The emphasis throughout is on identifying consistent patterns rather than maximising statistical significance, distinguishing scale effects (specialty, geography) from distributional effects (demographic representation), and being explicit about what management information can and cannot support.
The analysis is not intended to optimise operational performance metrics or to rank organisations in isolation. Its purpose is to surface where differences in waiting time experience are persistent, directional, and potentially relevant to equity monitoring, and to do so in a way that is robust to the known limitations of NHS administrative data.
The equity findings in this analysis should be read as signals rather than precise measurements. Several features of the data and publication format affect how demographic patterns can be interpreted.
For these reasons, demographic over or under-representation in long wait bands should be interpreted as an indication of where further investigation may be warranted, not as a definitive measure of inequity or performance.
Where ethnicity is not recorded in the WLMDS submission, the Secondary Uses Service (SUS) ethnicity record is used instead. This is intended to reduce systematic under-representation of patients with missing ethnicity data, which would otherwise bias equity analysis toward trusts with better recording practices rather than better outcomes.

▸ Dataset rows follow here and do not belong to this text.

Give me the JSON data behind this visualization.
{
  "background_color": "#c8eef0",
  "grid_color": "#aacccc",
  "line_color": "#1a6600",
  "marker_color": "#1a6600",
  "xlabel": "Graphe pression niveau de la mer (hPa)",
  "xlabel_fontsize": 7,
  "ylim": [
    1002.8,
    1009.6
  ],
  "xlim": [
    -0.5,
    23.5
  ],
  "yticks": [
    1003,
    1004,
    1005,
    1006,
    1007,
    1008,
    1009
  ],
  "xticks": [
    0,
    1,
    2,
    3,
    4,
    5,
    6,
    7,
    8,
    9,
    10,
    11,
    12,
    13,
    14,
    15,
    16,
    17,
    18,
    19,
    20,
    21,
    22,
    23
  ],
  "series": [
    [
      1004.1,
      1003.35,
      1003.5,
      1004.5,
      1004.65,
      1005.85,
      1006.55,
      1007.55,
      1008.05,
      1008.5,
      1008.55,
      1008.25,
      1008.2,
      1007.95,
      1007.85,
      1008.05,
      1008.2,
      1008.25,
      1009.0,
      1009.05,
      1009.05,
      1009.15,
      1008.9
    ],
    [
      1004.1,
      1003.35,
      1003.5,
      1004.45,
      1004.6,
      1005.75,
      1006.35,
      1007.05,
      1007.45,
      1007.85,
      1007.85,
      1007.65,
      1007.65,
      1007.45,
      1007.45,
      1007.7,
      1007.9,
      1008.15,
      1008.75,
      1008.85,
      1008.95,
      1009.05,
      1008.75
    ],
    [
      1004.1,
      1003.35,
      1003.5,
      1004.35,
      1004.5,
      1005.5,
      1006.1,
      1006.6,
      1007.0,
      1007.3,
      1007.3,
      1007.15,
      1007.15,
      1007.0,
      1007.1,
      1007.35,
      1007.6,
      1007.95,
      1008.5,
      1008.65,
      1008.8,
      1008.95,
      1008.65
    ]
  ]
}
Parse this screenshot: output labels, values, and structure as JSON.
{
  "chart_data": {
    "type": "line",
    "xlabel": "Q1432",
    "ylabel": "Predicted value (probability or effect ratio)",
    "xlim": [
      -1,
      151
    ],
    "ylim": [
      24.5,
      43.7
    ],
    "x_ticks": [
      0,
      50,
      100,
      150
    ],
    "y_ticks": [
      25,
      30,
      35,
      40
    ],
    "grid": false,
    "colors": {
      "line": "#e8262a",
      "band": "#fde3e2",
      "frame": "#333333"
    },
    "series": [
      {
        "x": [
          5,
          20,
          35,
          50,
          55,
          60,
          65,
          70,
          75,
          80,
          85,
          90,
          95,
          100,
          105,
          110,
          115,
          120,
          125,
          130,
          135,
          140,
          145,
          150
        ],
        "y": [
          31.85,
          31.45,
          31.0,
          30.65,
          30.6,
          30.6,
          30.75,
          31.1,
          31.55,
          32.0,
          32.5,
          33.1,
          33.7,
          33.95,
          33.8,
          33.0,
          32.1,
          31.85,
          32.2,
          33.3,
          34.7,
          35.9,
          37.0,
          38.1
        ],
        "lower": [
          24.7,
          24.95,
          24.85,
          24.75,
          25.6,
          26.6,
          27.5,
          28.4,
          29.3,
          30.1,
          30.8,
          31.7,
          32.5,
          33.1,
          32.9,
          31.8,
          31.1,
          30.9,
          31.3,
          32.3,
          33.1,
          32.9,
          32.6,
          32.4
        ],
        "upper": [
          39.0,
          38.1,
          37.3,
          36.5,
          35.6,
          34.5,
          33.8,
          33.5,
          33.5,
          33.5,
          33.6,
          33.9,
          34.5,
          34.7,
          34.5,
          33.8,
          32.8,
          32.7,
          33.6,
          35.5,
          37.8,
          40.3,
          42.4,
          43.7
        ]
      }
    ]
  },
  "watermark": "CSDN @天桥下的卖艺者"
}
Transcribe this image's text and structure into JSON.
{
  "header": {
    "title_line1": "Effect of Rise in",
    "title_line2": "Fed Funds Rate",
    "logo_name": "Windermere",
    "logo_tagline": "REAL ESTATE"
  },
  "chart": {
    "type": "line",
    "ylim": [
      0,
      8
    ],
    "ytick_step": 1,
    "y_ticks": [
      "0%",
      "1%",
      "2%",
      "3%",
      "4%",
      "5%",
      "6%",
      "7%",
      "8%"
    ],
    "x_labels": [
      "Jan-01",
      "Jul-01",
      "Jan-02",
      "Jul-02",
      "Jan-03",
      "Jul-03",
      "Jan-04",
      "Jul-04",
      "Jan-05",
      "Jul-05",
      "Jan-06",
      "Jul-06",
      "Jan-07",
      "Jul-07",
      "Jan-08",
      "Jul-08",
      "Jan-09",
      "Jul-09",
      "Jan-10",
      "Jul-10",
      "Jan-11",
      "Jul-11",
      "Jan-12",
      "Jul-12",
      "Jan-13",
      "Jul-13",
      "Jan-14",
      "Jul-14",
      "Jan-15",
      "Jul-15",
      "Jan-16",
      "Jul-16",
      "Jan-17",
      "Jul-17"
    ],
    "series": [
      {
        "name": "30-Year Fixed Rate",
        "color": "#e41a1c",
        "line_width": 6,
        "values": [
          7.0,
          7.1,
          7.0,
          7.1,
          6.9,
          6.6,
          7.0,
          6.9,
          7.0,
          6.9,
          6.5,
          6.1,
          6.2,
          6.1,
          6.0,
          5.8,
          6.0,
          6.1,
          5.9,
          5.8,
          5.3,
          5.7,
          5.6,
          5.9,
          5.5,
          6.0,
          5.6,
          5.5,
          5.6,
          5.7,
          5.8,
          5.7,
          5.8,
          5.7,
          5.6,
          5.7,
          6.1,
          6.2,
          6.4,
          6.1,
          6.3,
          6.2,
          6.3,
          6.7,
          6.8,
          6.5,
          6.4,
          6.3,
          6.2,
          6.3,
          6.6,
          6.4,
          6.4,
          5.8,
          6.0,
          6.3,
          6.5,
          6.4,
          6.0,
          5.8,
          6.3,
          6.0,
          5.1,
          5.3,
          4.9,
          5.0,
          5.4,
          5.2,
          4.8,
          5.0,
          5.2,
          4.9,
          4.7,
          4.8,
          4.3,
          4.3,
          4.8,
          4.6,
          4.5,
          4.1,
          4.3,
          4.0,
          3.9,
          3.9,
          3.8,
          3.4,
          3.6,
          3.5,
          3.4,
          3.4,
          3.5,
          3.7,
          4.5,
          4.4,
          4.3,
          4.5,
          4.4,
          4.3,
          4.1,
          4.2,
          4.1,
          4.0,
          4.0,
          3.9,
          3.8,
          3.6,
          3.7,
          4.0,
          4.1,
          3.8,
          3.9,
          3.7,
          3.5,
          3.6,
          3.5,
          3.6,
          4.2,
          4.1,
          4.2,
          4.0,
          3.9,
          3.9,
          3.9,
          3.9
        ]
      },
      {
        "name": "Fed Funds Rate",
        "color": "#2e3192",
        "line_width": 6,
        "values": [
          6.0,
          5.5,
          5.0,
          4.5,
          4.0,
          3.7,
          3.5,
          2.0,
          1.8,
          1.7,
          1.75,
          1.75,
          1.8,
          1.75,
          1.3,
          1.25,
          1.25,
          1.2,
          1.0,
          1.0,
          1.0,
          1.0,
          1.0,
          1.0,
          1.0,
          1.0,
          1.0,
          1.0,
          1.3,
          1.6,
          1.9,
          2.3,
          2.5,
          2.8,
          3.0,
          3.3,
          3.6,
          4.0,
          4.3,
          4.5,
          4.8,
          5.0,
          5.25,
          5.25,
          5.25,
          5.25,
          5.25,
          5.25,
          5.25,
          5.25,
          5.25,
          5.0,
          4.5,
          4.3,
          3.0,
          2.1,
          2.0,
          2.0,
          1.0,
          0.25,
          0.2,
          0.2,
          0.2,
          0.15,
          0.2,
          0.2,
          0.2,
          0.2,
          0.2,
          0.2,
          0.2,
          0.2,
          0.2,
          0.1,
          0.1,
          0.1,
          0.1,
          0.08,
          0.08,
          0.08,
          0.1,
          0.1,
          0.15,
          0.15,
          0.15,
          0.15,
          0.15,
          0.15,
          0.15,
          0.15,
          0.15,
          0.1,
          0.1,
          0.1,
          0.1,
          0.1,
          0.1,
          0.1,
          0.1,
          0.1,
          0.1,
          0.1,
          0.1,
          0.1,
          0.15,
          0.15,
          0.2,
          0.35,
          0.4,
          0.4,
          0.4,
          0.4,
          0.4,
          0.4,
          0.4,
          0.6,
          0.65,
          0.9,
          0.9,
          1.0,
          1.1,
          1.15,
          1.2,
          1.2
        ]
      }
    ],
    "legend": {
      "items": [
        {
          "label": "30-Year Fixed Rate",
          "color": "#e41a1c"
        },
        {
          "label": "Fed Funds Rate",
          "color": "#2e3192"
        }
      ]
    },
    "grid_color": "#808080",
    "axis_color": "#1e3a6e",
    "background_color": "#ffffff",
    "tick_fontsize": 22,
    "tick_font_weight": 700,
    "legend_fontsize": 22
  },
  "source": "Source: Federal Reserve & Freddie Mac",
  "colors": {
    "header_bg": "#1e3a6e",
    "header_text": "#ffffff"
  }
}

Using SUS improves overall coverage but introduces heterogeneity, as the degree of augmentation varies by trust and is not published. For that reason, ethnicity findings are interpreted cautiously, unrecorded ethnicity rates are surfaced alongside results, and comparisons are framed in terms of consistency and direction rather than precise magnitude.
Leaving ethnicity unaugmented would produce cleaner provenance but materially weaker analytical signal for equity monitoring at national scale.